Depression is very treatable and treatment also involves looking at your lifestyle (eating better, stopping alcohol and exercising, including stress reduction exercises and meditation).  Talking therapy (such as CBT) is also very useful, and in severe cases, medication such as anti-depressants (to lift mood, help with sleep & energy levels & enable functioning) is also very useful, while monitoring with your GP for side-effects.

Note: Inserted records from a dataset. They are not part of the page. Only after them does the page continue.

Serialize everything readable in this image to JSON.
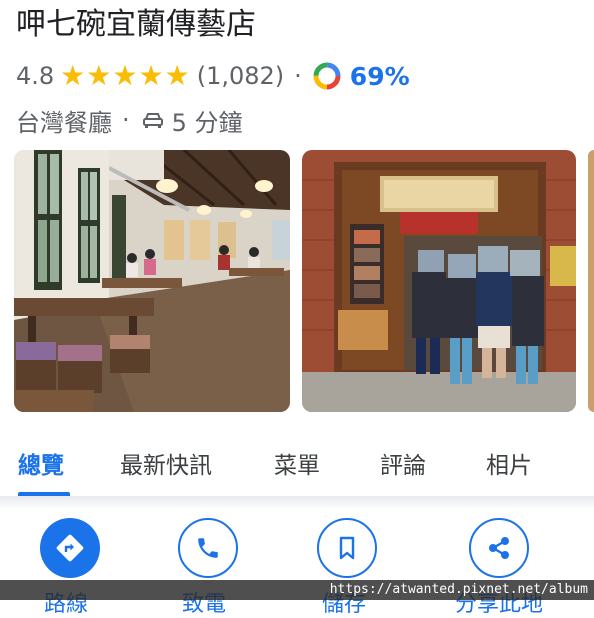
{
  "place": {
    "name": "呷七碗宜蘭傳藝店",
    "rating": "4.8",
    "stars": 5,
    "review_count": "(1,082)",
    "rating_sep": "·",
    "google_score": "69%",
    "category": "台灣餐廳",
    "category_sep": "·",
    "drive_time": "5 分鐘"
  },
  "icons": {
    "star": "star-icon",
    "google": "google-logo-icon",
    "car": "car-icon",
    "directions": "directions-icon",
    "phone": "phone-icon",
    "bookmark": "bookmark-icon",
    "share": "share-icon"
  },
  "tabs": [
    {
      "label": "總覽",
      "active": true
    },
    {
      "label": "最新快訊",
      "active": false
    },
    {
      "label": "菜單",
      "active": false
    },
    {
      "label": "評論",
      "active": false
    },
    {
      "label": "相片",
      "active": false
    }
  ],
  "actions": [
    {
      "label": "路線"
    },
    {
      "label": "致電"
    },
    {
      "label": "儲存"
    },
    {
      "label": "分享此地"
    }
  ],
  "watermark": "https://atwanted.pixnet.net/album",
  "colors": {
    "accent": "#1a73e8",
    "star": "#fbbc04",
    "text_secondary": "#5f6368"
  }
}
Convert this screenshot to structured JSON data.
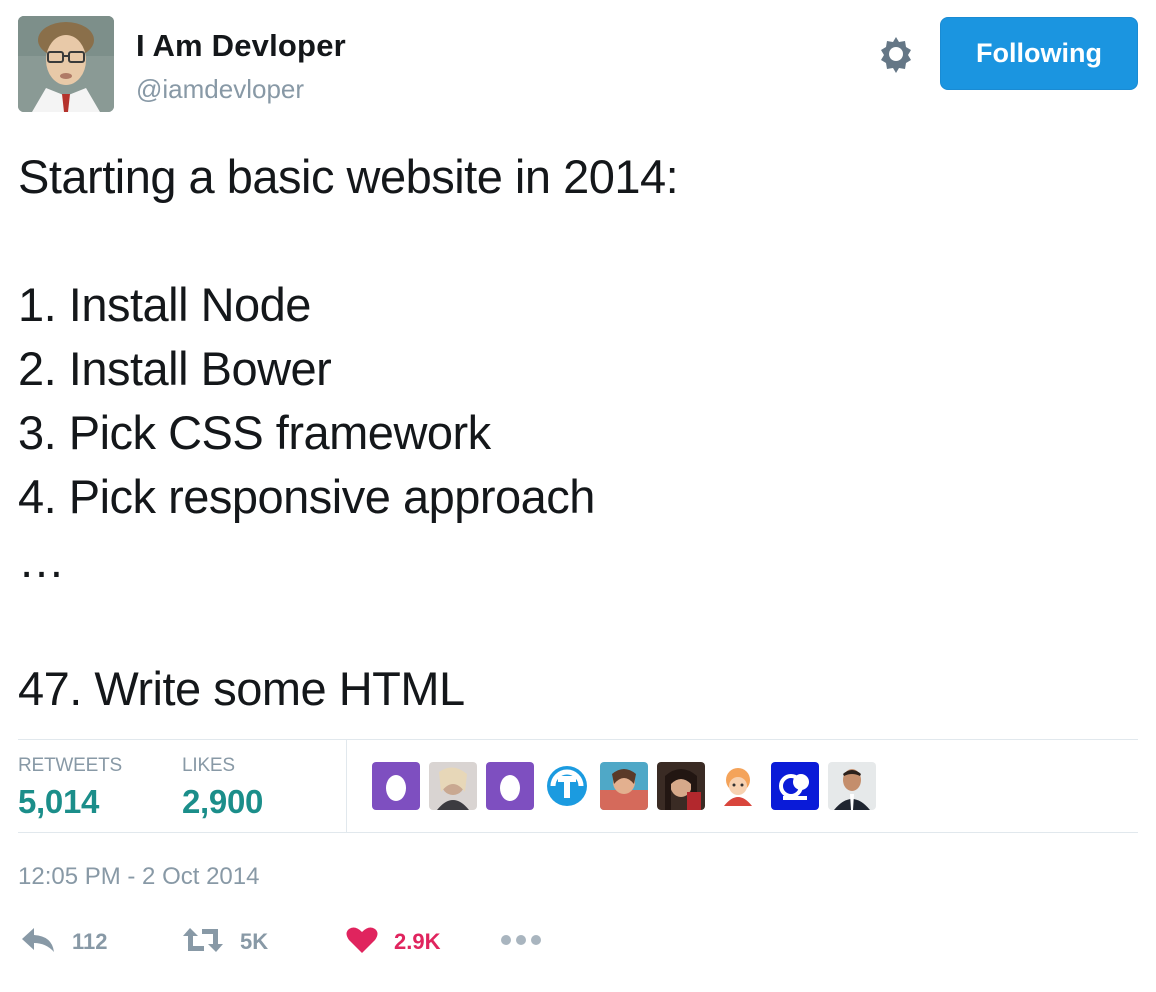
{
  "header": {
    "display_name": "I Am Devloper",
    "handle": "@iamdevloper",
    "follow_label": "Following"
  },
  "tweet": {
    "lines": [
      "Starting a basic website in 2014:",
      "",
      "1. Install Node",
      "2. Install Bower",
      "3. Pick CSS framework",
      "4. Pick responsive approach",
      "…",
      "",
      "47. Write some HTML"
    ]
  },
  "stats": {
    "retweets_label": "RETWEETS",
    "retweets_value": "5,014",
    "likes_label": "LIKES",
    "likes_value": "2,900",
    "likers": [
      "egg-avatar",
      "user-avatar",
      "egg-avatar",
      "logo-avatar",
      "user-avatar",
      "user-avatar",
      "cartoon-avatar",
      "logo-avatar",
      "user-avatar"
    ]
  },
  "timestamp": "12:05 PM - 2 Oct 2014",
  "actions": {
    "reply_count": "112",
    "retweet_count": "5K",
    "like_count": "2.9K"
  },
  "colors": {
    "follow_button": "#1b95e0",
    "stat_value": "#1b8e8a",
    "like": "#e0245e",
    "muted": "#8899a6",
    "egg_purple": "#7e4fc0"
  }
}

What is CBT? It is about getting to know how you think.  It is based on Beck’s observation that people with depression have streams of apparently spontaneous or automatic negative thoughts. CBT helps a person with depression identify these negative thoughts and work out how realistic they are – to assess them objectively – so that they feel better and can function better. People with depression will often “catastrophise” events in their life, and expect the worst (either in a situation or about how other people will think of them) – CBT helps people understand this thinking is not fact-based. People are given “homework” – like keeping a sleep diary, and a journal of their negative thoughts.

Source: Cross & Hanrahan (2016).

[1] Just because a person has experienced some of these risks, does not necessarily mean that a person will develop depression.

[2] Department of Health and Ageing.